TraceEnum_ELBO parallel enumeration fails with error about cartesian products

I have a model that uses a 2-D tensor of Bernoulli values, the first dimension is independent and parallelized, but it fails with

NotImplementedError: Pyro does not enumerate over cartesian products

Is there a way around this?

Here’s a small code example that repros the error:

def model_and_guide():
    with pyro.iarange('test', 2):
        values = pyro.sample('limit', dist.Bernoulli(logits=torch.Tensor([[1,2,3], [4,5,6]])).independent(1))

pyro.clear_param_store()
optimizer = Adam({"lr": 0.005, "betas": (0.95, 0.999)})
svi = SVI(model_and_guide, config_enumerate(model_and_guide, default='parallel'), optimizer, loss=TraceEnum_ELBO(max_iarange_nesting=1))
svi.step()

Thanks,

Ravi

Great question! There are a few ways to address this.

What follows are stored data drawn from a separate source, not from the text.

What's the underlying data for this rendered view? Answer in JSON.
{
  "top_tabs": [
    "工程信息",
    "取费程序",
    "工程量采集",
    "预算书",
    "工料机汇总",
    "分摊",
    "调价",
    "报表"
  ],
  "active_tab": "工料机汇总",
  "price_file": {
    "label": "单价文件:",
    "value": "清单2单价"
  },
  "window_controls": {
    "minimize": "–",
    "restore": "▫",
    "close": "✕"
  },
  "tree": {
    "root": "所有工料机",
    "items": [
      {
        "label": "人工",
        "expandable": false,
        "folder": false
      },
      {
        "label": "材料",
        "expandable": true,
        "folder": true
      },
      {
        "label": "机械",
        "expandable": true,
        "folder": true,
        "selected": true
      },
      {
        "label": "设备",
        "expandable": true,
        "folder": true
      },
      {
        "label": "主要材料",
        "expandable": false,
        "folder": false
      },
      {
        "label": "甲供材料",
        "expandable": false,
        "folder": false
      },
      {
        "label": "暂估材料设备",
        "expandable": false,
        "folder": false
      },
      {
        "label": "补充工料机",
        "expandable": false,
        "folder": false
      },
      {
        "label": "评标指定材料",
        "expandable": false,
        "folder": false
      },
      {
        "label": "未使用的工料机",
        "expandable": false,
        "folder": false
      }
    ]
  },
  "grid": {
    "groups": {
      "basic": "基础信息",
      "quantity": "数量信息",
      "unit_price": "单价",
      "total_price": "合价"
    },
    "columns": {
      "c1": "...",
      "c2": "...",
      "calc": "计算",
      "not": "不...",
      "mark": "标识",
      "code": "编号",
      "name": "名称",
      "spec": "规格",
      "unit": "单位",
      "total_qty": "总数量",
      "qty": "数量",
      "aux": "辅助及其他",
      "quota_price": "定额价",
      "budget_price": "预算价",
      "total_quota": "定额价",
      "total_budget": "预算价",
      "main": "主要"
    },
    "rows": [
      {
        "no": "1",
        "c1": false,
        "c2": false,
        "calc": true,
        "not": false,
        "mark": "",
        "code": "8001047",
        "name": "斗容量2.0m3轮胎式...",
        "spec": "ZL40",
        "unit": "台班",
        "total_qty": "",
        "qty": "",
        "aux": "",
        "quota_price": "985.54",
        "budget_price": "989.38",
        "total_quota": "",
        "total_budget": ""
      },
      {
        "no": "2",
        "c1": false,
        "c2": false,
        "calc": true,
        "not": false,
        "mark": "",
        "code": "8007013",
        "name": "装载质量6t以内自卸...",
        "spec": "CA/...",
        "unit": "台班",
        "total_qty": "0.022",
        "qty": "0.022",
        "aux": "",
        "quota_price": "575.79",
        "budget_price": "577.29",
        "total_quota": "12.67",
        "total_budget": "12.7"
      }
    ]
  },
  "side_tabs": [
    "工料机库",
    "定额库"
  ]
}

  1. If your variables are conditionally independent (as in your trivial example), you can replace the .independent(1) with a second iarange:

    @config_enumerate(default="parallel")
    def model_and_guide():
        logits = torch.tensor([[1.,2.,3.], [4.,5.,6.]])
        with pyro.iarange('x_axis', 3), pyro.iarange('y_axis', 2):
            values = pyro.sample('limit', dist.Bernoulli(logits=logits))
    
  2. If your variables are not conditionally independent (e.g. if a downstream observe statement combines values among either iarange), then you have two options.
    The cleaner option is to convert one parallel iarange into a sequential irange:

    @config_enumerate(default="parallel")
    def model_and_guide():
        logits = torch.tensor([[1.,2.,3.], [4.,5.,6.]])
        with pyro.iarange('y_axis', 2):
            values = []
            for i in pyro.irange('x_axis', 3):
                value = pyro.sample('limit_{}'.format(i),
                                    dist.Bernoulli(logits=logits[:, i]))
                values.append(value)
            # This observe statement forces us to sequentially sample along x_axis:
            pyro.sample('aggregate', dist.Binomial(3, 0.1), obs=sum(values))
    

    The second option is to manually compute the cartesian product by replacing the Bernoulli with a Categorical over the product space; this is kind of gross.

1 Like

Thanks for the quick response! I tried option 2 since they are dependent, and something very strange is going on.

def model_and_guide():
    logits = torch.Tensor([[1,2,3], [4,5,6]])
    with pyro.iarange('test', 2):
        values = []
        for i in pyro.irange('test2', 3):
            s = pyro.sample('limit_%d' % i, dist.Bernoulli(logits=logits[:,i]))
            print logits[:,i].shape, s.shape
            values.append(s)
        values = torch.stack(values, dim=1)

Each iteration is inserting dimensions, the output is:

torch.Size([2]) torch.Size([2, 2])
torch.Size([2]) torch.Size([2, 1, 2])
torch.Size([2]) torch.Size([2, 1, 1, 2])

Yes, that is to be expected: each new variable needs to be enumerated in a different dimension. Broadcasted together they form a cartesian product (whose volume grows exponentially with the number of variables, as expected). Often you can work with these differently-shaped tensors efficiently without broadcasting. I’d recommend reading (or re-reading) the Tensor Shapes Tutorial to help understand how Pyro’s enumeration works.

I’ve read the Tensor Shapes Tutorial several times already, I’ll go through it one more time :-). I’m still trying to develop a good mental model for what Pyro is doing. Is there a good paper that walks through the basic algorithms?

In this case, isn’t the point of declaring independence to avoid doing the cartesian product? i.e. you only need two parallel searches of R^3 instead of a cartesian search of R^3 x R^3

Is there a good paper

We’re working on a tutorial and tech report about enumeration. Let us know what you’d like to see in those :smile:

isn’t the point of declaring independence to avoid doing the cartesian product?

Yes. I’m happy to explain if you post a more complete model, ideally a complete model, guide, and training loop. There are different tricks to avoid the cartesian product, and to recommend a trick we’ll need to se how you consume values downstream of the sample statements.